A year ago, it felt like every technology company (including Zoho) was racing to position AI as the answer to every business problem. Bigger models. Bigger promises. Bigger headlines.
Zoho's approach over the last 12 months appears noticeably different.
Rather than chasing the latest AI trend, Zoho seems to be focusing on smaller, targeted AI capabilities embedded directly into existing business processes.
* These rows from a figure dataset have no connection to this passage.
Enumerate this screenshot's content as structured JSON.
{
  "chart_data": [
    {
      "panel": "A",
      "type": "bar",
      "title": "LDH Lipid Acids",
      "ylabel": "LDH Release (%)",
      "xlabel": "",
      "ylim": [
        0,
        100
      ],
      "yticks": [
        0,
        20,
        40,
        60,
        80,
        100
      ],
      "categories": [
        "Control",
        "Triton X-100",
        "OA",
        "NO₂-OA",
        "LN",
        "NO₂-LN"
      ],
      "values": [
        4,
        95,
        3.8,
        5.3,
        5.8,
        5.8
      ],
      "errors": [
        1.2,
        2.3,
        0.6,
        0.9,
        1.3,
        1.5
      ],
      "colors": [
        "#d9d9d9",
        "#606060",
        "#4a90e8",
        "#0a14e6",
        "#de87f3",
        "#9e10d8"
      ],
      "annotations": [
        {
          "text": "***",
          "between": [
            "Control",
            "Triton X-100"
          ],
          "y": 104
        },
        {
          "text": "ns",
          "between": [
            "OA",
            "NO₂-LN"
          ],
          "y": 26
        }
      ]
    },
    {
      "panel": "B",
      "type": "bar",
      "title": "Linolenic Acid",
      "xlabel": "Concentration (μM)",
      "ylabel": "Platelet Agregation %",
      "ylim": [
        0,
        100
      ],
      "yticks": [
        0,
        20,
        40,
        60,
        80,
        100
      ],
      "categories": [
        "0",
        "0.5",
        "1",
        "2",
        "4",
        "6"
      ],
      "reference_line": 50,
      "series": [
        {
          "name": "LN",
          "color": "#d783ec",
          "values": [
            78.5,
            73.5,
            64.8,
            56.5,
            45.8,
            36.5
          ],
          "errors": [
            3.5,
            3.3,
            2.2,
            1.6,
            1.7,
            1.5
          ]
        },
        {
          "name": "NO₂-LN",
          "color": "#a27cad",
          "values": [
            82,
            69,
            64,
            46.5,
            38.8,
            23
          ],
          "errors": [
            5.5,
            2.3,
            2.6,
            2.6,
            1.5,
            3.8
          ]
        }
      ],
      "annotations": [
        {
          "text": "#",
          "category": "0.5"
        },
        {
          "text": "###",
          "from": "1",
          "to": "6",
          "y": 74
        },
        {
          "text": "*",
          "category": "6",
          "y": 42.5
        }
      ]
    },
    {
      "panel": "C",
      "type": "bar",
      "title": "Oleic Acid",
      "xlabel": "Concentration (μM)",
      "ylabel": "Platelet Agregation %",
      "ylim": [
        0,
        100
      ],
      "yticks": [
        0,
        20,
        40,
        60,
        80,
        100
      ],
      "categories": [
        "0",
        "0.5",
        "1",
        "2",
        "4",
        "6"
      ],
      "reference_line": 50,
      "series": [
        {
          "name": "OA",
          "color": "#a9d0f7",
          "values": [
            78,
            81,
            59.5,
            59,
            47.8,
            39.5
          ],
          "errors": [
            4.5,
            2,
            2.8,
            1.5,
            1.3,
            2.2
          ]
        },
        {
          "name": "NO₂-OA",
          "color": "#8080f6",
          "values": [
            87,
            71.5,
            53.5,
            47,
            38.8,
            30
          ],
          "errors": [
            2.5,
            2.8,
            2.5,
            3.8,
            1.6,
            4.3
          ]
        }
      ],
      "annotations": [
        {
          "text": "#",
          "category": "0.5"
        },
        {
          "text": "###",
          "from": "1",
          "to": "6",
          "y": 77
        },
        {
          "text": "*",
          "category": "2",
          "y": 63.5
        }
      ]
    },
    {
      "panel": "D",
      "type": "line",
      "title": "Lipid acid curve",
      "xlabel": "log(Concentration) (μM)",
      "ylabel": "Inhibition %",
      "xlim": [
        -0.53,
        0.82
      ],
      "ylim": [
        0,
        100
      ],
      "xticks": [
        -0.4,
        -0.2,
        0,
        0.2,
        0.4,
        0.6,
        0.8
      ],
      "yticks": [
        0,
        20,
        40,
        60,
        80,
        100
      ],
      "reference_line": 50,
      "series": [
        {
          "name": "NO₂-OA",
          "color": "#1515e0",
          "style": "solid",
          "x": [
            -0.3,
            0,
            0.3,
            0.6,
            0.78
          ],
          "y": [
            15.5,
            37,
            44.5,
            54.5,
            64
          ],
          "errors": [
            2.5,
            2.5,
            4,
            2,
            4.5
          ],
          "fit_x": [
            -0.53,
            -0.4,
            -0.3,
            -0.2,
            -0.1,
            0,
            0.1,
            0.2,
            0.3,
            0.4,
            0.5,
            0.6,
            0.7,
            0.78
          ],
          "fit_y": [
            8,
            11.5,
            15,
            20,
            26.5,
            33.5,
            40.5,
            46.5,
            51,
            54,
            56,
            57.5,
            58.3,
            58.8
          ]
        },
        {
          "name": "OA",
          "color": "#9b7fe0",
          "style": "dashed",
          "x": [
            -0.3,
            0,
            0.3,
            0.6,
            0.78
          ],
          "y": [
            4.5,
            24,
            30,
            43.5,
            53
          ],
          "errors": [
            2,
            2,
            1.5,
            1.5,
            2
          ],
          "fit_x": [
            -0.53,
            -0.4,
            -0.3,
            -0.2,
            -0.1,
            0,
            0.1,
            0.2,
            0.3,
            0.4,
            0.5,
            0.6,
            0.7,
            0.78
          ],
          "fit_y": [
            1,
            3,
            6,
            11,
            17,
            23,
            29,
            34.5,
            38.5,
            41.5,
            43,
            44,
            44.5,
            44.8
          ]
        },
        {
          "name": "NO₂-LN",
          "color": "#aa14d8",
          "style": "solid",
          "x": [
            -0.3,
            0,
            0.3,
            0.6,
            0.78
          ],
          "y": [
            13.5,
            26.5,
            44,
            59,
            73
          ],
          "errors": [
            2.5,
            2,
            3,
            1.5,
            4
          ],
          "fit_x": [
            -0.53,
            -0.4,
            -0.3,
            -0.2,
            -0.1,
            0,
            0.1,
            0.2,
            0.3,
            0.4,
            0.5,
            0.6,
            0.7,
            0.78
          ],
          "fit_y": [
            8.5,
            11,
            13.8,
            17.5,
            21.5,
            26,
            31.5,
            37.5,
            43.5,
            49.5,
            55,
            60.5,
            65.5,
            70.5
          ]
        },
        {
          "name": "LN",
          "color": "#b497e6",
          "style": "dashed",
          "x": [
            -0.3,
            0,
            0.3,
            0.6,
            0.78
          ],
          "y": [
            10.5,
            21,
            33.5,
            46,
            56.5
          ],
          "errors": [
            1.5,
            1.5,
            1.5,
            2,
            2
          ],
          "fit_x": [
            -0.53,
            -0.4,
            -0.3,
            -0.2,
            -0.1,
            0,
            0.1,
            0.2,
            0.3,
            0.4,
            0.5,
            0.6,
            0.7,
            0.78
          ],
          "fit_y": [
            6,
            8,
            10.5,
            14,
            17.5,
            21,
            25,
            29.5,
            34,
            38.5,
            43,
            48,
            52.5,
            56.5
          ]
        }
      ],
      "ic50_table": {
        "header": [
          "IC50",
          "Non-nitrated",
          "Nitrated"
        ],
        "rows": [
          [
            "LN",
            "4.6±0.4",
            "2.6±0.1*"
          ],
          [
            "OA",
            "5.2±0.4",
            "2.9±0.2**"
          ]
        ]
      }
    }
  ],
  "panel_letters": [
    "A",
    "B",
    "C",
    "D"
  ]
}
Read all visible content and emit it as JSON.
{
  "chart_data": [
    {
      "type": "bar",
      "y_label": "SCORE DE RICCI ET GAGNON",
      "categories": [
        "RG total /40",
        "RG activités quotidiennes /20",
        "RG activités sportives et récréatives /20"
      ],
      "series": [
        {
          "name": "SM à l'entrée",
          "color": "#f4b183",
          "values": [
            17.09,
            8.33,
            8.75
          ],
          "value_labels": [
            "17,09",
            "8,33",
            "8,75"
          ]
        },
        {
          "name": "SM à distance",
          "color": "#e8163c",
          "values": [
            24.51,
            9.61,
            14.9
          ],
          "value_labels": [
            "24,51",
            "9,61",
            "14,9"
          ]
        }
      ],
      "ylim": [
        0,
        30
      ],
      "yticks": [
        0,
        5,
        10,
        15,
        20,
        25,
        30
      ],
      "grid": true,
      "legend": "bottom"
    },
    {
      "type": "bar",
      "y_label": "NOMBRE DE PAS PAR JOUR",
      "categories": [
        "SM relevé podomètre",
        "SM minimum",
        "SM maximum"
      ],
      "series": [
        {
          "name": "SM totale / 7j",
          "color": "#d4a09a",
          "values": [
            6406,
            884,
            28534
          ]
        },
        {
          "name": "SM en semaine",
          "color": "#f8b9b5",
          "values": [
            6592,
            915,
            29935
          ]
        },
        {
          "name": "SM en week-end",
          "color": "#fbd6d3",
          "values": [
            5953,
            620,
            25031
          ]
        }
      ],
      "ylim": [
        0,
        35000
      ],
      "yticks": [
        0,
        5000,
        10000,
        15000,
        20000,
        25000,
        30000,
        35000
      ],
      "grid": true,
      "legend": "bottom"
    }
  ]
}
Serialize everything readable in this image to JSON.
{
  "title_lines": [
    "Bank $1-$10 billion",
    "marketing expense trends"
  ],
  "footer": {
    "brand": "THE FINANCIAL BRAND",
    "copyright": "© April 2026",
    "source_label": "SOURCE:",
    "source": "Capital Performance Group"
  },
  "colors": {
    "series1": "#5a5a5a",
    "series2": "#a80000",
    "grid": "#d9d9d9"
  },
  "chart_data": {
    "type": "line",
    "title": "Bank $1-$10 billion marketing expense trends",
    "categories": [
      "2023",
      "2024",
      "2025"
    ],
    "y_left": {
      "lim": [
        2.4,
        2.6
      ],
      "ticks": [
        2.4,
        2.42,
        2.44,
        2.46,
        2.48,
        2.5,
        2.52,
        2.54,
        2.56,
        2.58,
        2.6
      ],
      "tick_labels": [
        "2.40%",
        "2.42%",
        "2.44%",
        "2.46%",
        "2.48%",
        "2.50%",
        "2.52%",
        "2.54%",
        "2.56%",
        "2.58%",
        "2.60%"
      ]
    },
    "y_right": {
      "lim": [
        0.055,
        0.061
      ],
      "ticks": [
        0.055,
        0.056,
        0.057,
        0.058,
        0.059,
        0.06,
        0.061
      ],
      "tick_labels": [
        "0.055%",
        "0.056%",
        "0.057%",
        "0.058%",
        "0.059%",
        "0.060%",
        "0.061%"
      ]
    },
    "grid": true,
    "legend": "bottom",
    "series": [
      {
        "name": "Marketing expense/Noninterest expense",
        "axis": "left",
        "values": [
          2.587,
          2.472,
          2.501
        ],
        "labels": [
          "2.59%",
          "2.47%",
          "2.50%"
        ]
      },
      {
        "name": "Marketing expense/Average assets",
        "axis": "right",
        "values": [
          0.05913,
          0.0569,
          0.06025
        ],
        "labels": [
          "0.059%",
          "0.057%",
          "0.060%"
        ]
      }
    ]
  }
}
Less "look what AI can do" and more "here's how this task gets done faster."
Throughout the event this year there was a recurring theme of practical AI. Features designed to solve specific problems, integrated into the applications businesses already use every day.
There is also a lot of real investment constraint on display here, Zoho are subtly telling their user base that their investment in AI isn’t about trying to keep pace with the huge models and providers.
One phrase that particularly resonated with me was the idea of AI "push to code."
Instead of AI existing as a separate tool that users must consciously interact with, the goal appears to be embedding intelligence directly into workflows, applications, automations, and business logic.
The distinction is subtle but important.
The first generation of business AI often required users to leave their workflow, open a third-party AI assistant or extension, ask a question, then bring the result back into their application.
Zohos’ direction is moving towards AI becoming part of the application itself rather than a separate service or tool that runs alongside the main business applications.
The AI doesn't sit beside the process.
The AI becomes part of the process.
For Zoho partners and customers, this could be the more significant long-term story.
While large foundation models will continue to dominate headlines, the real business value may come from hundreds of small, targeted AI capabilities that save a few minutes here, automate a decision there, or improve data quality without users even noticing.
It's not the most exciting story from a marketing perspective.
But it might be the most commercially valuable one.
As someone working closely with businesses implementing Zoho solutions, I left Zoholics with the impression that Zoho is taking a measured approach to AI adoption. Less focus on creating another chatbot, and more focus on embedding intelligence into the software businesses already rely on.
Sometimes the most effective technology isn't the technology you notice.
It's the technology that quietly helps work get done.